Japan's Wanko Soba Is A Joyful All-You-Can-Eat Noodle Experience

So, there's a place in Japan where servers yell and stack up towers of colorful little bowls on your table. Intrigued? Feel free to be curious, because it's one of the most unique — and fun — dining experiences you could have when visiting Japan. Japanese people are generally thought of as polite and cultured with a strong sense of hospitality. According to Maikoya, the Toyko Good Manners Project was founded to ensure that these customs continue into future generations. So the idea of servers shouting to get customers to gobble up more food might go against your image of Japanese restaurants, but you can experience this type of playfully pushy environment for yourself in Iwate prefecture.

Iwate lies within the northern Honshu region of Japan, about two hours from Toyko via bullet train, according to Visit Iwate. The area offers many reasons to take that journey, but none more compelling than a dining experience called wanko soba. For fun-loving eaters or noodle-obsessed slurpers, it's almost a Japanese travel requirement. Though wanko soba is a regional specialty dish, it's more about how the noodles are consumed than the food itself.

Keep those noodles coming

The saying goes, life isn't about the destination but the journey. In the case of wanko soba, that culinary journey starts with a single small, brightly hued bowl, usually red, which is a beloved Japanese color often associated with festivals and fun, notes Japan Travel. Soba is a type of noodle, but the wanko part involves the customary way of eating it.

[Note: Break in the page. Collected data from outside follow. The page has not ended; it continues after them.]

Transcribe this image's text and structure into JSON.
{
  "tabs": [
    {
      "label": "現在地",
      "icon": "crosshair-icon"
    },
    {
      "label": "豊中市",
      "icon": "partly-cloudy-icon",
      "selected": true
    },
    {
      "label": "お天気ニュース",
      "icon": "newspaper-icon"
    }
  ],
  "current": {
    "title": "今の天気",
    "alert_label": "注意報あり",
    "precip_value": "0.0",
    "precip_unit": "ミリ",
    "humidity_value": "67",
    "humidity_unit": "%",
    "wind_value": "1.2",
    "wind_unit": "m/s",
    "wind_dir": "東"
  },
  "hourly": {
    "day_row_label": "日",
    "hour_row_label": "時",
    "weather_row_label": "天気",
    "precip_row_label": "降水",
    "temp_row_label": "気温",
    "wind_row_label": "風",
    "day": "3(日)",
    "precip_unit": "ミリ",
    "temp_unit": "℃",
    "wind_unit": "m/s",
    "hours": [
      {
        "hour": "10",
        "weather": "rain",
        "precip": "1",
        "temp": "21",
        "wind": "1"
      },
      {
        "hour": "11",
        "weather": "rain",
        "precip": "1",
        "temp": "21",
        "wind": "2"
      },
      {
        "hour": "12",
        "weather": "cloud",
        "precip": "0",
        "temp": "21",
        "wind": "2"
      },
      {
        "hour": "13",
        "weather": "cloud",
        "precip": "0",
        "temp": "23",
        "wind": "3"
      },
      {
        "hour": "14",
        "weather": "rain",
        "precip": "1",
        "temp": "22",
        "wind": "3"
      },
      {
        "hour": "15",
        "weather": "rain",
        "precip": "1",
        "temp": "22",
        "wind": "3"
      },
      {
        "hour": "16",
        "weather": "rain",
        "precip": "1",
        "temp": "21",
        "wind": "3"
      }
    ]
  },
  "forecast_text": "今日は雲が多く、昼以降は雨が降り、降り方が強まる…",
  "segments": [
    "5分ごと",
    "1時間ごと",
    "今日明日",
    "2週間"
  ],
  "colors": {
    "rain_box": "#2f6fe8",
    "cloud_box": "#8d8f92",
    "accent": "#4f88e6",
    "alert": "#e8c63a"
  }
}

That first bowl you receive is small because you're expected to eat a whole lot of noodles, each serving arriving in an identical bowl that never leaves your table.

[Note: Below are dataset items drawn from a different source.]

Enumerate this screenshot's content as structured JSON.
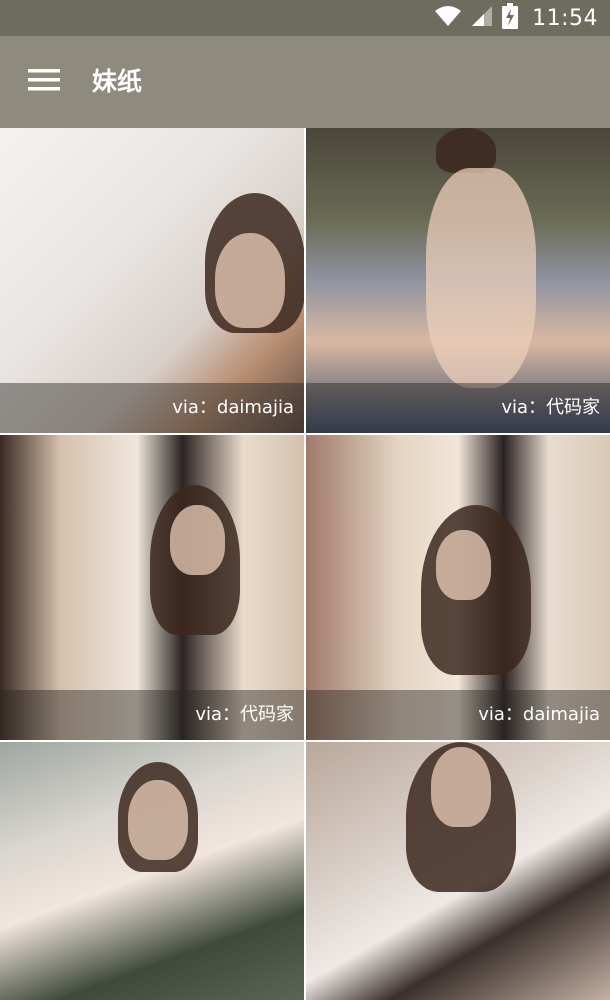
{
  "status_bar": {
    "time": "11:54",
    "icons": [
      "wifi-icon",
      "signal-icon",
      "battery-charging-icon"
    ]
  },
  "toolbar": {
    "menu_icon": "hamburger-menu-icon",
    "title": "妹纸"
  },
  "colors": {
    "status_bar": "#6e6b5f",
    "toolbar": "#8e8b7e",
    "caption_overlay": "rgba(40,38,34,0.45)"
  },
  "gallery": {
    "items": [
      {
        "caption": "via：daimajia"
      },
      {
        "caption": "via：代码家"
      },
      {
        "caption": "via：代码家"
      },
      {
        "caption": "via：daimajia"
      },
      {
        "caption": ""
      },
      {
        "caption": ""
      }
    ]
  }
}
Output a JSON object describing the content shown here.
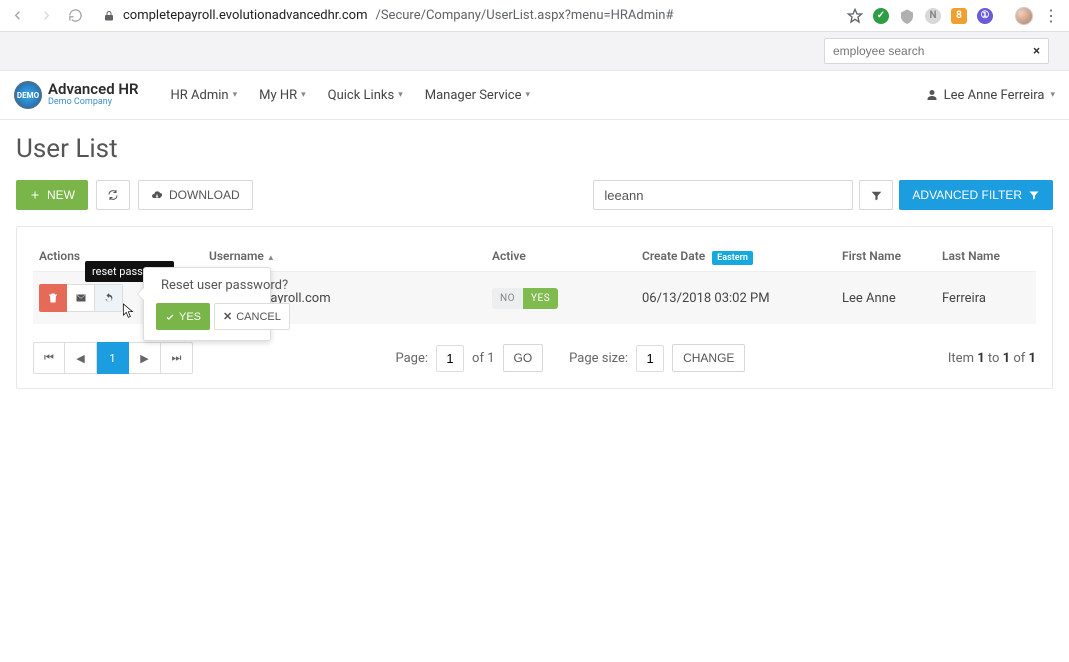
{
  "browser": {
    "host": "completepayroll.evolutionadvancedhr.com",
    "path": "/Secure/Company/UserList.aspx?menu=HRAdmin#"
  },
  "top_search": {
    "placeholder": "employee search"
  },
  "brand": {
    "title": "Advanced HR",
    "subtitle": "Demo Company",
    "badge": "DEMO"
  },
  "nav": {
    "items": [
      "HR Admin",
      "My HR",
      "Quick Links",
      "Manager Service"
    ]
  },
  "user": {
    "name": "Lee Anne Ferreira"
  },
  "page_title": "User List",
  "toolbar": {
    "new_label": "NEW",
    "download_label": "DOWNLOAD",
    "search_value": "leeann",
    "advanced_filter_label": "ADVANCED FILTER"
  },
  "table": {
    "headers": {
      "actions": "Actions",
      "username": "Username",
      "active": "Active",
      "create_date": "Create Date",
      "tz_badge": "Eastern",
      "first_name": "First Name",
      "last_name": "Last Name"
    },
    "row": {
      "username": "completepayroll.com",
      "active_no": "NO",
      "active_yes": "YES",
      "create_date": "06/13/2018 03:02 PM",
      "first_name": "Lee Anne",
      "last_name": "Ferreira"
    }
  },
  "tooltip_text": "reset password",
  "popover": {
    "title": "Reset user password?",
    "yes": "YES",
    "cancel": "CANCEL"
  },
  "pager": {
    "page_label": "Page:",
    "page_value": "1",
    "of_label": "of 1",
    "go_label": "GO",
    "size_label": "Page size:",
    "size_value": "1",
    "change_label": "CHANGE",
    "summary_prefix": "Item ",
    "summary_from": "1",
    "summary_to_word": " to ",
    "summary_to": "1",
    "summary_of_word": " of ",
    "summary_total": "1"
  }
}
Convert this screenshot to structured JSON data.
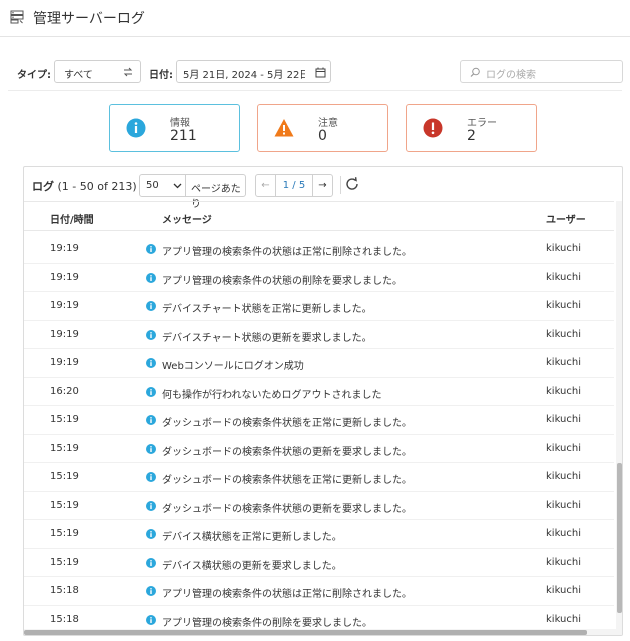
{
  "header": {
    "title": "管理サーバーログ",
    "icon": "server-log-icon"
  },
  "filters": {
    "type_label": "タイプ:",
    "type_value": "すべて",
    "date_label": "日付:",
    "date_value": "5月 21日, 2024 - 5月 22日,…",
    "search_placeholder": "ログの検索"
  },
  "summary": {
    "info": {
      "label": "情報",
      "count": "211",
      "color": "#2ba7dc"
    },
    "warning": {
      "label": "注意",
      "count": "0",
      "color": "#f07a1a"
    },
    "error": {
      "label": "エラー",
      "count": "2",
      "color": "#c8372a"
    }
  },
  "log": {
    "title": "ログ",
    "range": "(1 - 50 of 213)",
    "per_page_value": "50",
    "per_page_label": "ページあたり",
    "page_indicator": "1 / 5",
    "prev": "←",
    "next": "→",
    "columns": {
      "datetime": "日付/時間",
      "message": "メッセージ",
      "user": "ユーザー"
    },
    "rows": [
      {
        "time": "19:19",
        "message": "アプリ管理の検索条件の状態は正常に削除されました。",
        "user": "kikuchi"
      },
      {
        "time": "19:19",
        "message": "アプリ管理の検索条件の状態の削除を要求しました。",
        "user": "kikuchi"
      },
      {
        "time": "19:19",
        "message": "デバイスチャート状態を正常に更新しました。",
        "user": "kikuchi"
      },
      {
        "time": "19:19",
        "message": "デバイスチャート状態の更新を要求しました。",
        "user": "kikuchi"
      },
      {
        "time": "19:19",
        "message": "Webコンソールにログオン成功",
        "user": "kikuchi"
      },
      {
        "time": "16:20",
        "message": "何も操作が行われないためログアウトされました",
        "user": "kikuchi"
      },
      {
        "time": "15:19",
        "message": "ダッシュボードの検索条件状態を正常に更新しました。",
        "user": "kikuchi"
      },
      {
        "time": "15:19",
        "message": "ダッシュボードの検索条件状態の更新を要求しました。",
        "user": "kikuchi"
      },
      {
        "time": "15:19",
        "message": "ダッシュボードの検索条件状態を正常に更新しました。",
        "user": "kikuchi"
      },
      {
        "time": "15:19",
        "message": "ダッシュボードの検索条件状態の更新を要求しました。",
        "user": "kikuchi"
      },
      {
        "time": "15:19",
        "message": "デバイス横状態を正常に更新しました。",
        "user": "kikuchi"
      },
      {
        "time": "15:19",
        "message": "デバイス横状態の更新を要求しました。",
        "user": "kikuchi"
      },
      {
        "time": "15:18",
        "message": "アプリ管理の検索条件の状態は正常に削除されました。",
        "user": "kikuchi"
      },
      {
        "time": "15:18",
        "message": "アプリ管理の検索条件の削除を要求しました。",
        "user": "kikuchi"
      }
    ]
  }
}
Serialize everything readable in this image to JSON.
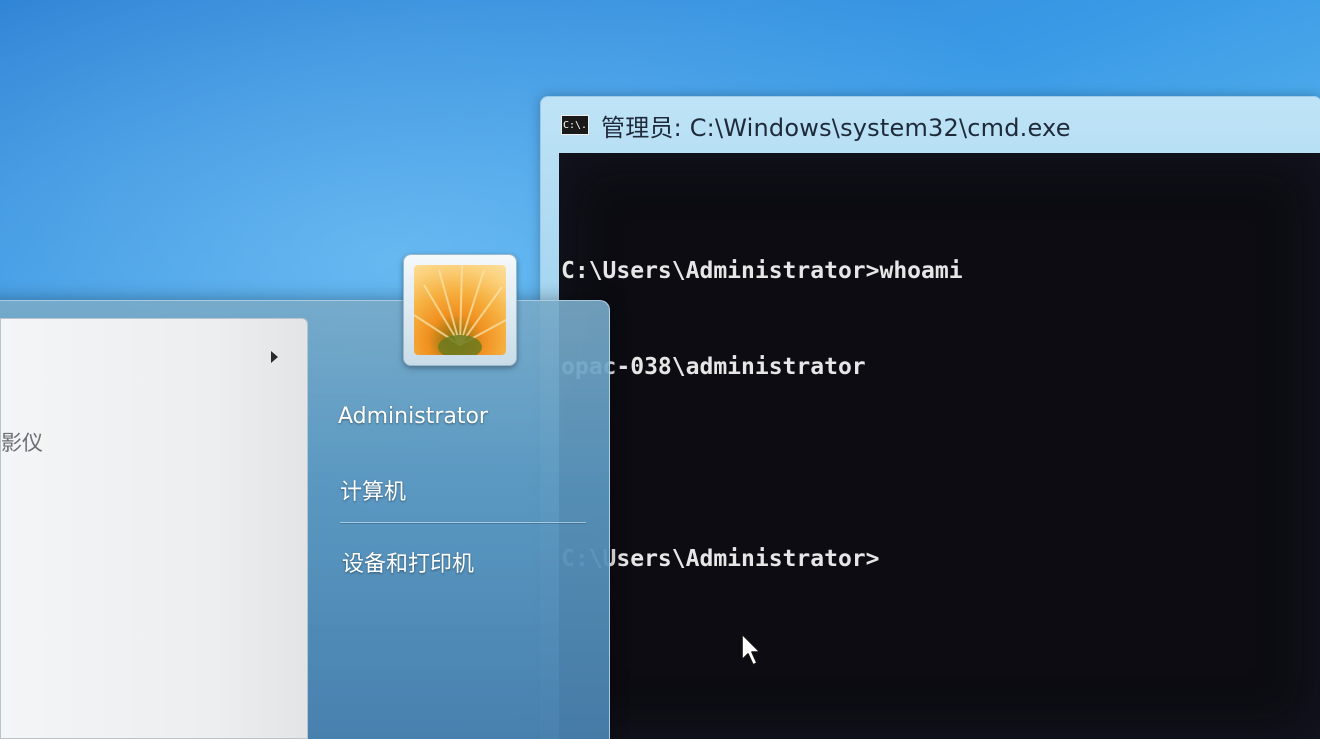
{
  "cmd_window": {
    "title": "管理员: C:\\Windows\\system32\\cmd.exe",
    "icon_label": "C:\\.",
    "lines": [
      "C:\\Users\\Administrator>whoami",
      "opac-038\\administrator",
      "",
      "C:\\Users\\Administrator>"
    ]
  },
  "start_menu": {
    "user_name": "Administrator",
    "items": {
      "computer": "计算机",
      "devices_printers": "设备和打印机"
    },
    "program_partial_label": "影仪"
  },
  "icons": {
    "cmd": "cmd-icon",
    "avatar": "user-avatar-flower",
    "submenu": "chevron-right-icon",
    "cursor": "mouse-cursor-icon"
  }
}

Here's how the experience unfolds, as explained by CNN. Your first bowl of steaming wanko soba arrives, consisting of rustic buckwheat soba noodles served in a "wanko," meaning bowl. There's a smattering of side dishes, which are better left untouched until you complete the wanko soba challenge. Specifically, that means you're competing against diners past and present to see who polishes off the highest amount of soba, measured by the endless bowls rising in a stacked tower atop your table.

The bowls are never taken away and there's no need to request more — a new bowl instantly shows up the minute you empty the current one. And don't even think about refusing without a sufficiently accumulated stack. As for how much is enough, the record at Azumaya Soba Shop in Morioka, the capital city of Iwate, is 570 bowls, per CNN. For perspective, about 15 small wanko soba bowls equal a standard-size bowl of noodles. 

Hai dandan!

And then there's the yelling or urgent but gentle encouragement, depending on the server. To keep your appetite animated and competitive nature intact, the wanko soba servers goad you on with an animated, "Hai dandan!" which roughly translates to "Eat more! More!" according to CNN. The phrase dandan, translated by JLPT Sensei, refers to gradually increasing, little by little, and then more and more. The playful shout can also come in the form of "Hai, jan-jan! Don-don!" per The Takeout.

The noodles come swimming in a broth (but serious wanko sabo competitors avoid filling up on liquids) alongside condiments and side dishes, known as yakumi, which vary by season and restaurant, but typically include staples such as tuna sashimi, wasabi, sesame pastes, mushrooms, grated taro, local pickles, and local seaweed varieties, per The Takeout.

So now you know about the don't-miss gastro adventure when visiting Japan. Buy why board an airplane? You could throw convention to the wind and host an all-you-can-eat wanko soba night in your own home. Be sure to invite fun folks and tell them to bring a big appetite.